Taken once I finally - finally - stepped onto the Great Wall of China.
It was a long hike up to the Great Wall, and we made it worse by accidentally going to longest and steepest way. It, in all seriousness, took almost an hour to make the hike and only part of that is because I'm out of shape. I would have made a terrible barbarian invader. Seriously, I would have taken on look at the Great Wall of China and said, "No seriously, you expected to climb that mountain AND deal with angry Chinese soldiers towering above me. Screw this; let's go drink some fermented yak milk." And then Ghengis Khan would have killed me, so it's a good thing I'm not in a Mongolian horde. We were greeted at the top by an old Chinese woman selling beer, and we toasted making it to the top.
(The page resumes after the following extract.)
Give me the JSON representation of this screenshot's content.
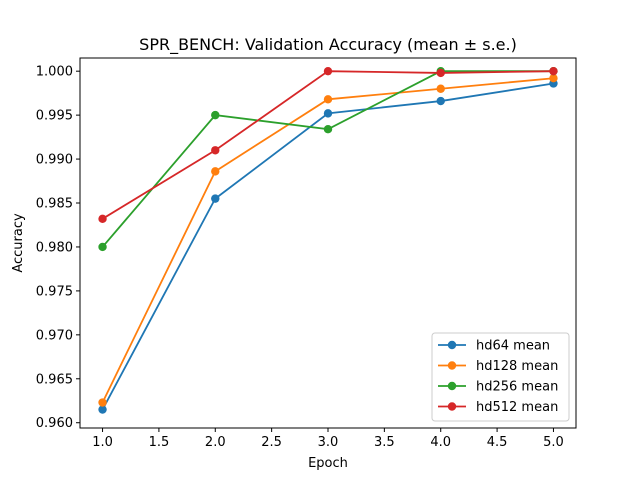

[we could have gone all the way to the Great Wall of China // if you'd only had a little more faith in me]
We spent an hour or so hiking along the Great Wall. It was largely deserted, but we did run into a few people. There were two guys from Victoria who were CONVINCED that on one side of the Great Wall was China and on the other side was Mongolia. Christine asked me if that was true and I shook my head no. The guys assured me that yes, it was in fact Mongolia on the other side. They know this because they watch South Park. You read that right: someone just fact checked with South Park. Christine and Tony were looking confused (and I'm a pretentious little know-it-all and I really hate it when I hear people being wrong), so I pulled out my guide book, flipped to the map and showed them the Great Wall of China and Mongolia and how they weren't actually close. I came very close to giving a little speech about how the current borders of China are a modern (and contested) invention and when people talk about "China" in a historical context, they are referring to people who identified as Chinese, not people who lived within the current borders, so when you talk about historic Mongolians and historic Chinese, it has very little to do with the modern countries of China and Mongolia. And then I shut my mouth, which is a sure sign that I'm GROWING as a PERSON.
[we could have gone all the way to the Great Wall of China // now all you're going to be is history]
In addition to spreading scurrilous lies about geography, the two Canadians told us about a toboggan ride down from the wall. That's right: instead of walking down the mountain, we could take a wheeled toboggan on a winding metal track from the GREAT WALL OF CHINA to the parking lot. Dude, that's awesome. Of course we decided to, and it was actually loads of fun, even if it is a desecration of a historic monument. We stopped at Houhai, a lake in Beijing known for its nightlife, for dinner and some shopping before heading back to our hotels. I left the next morning and was home by mid afternoon.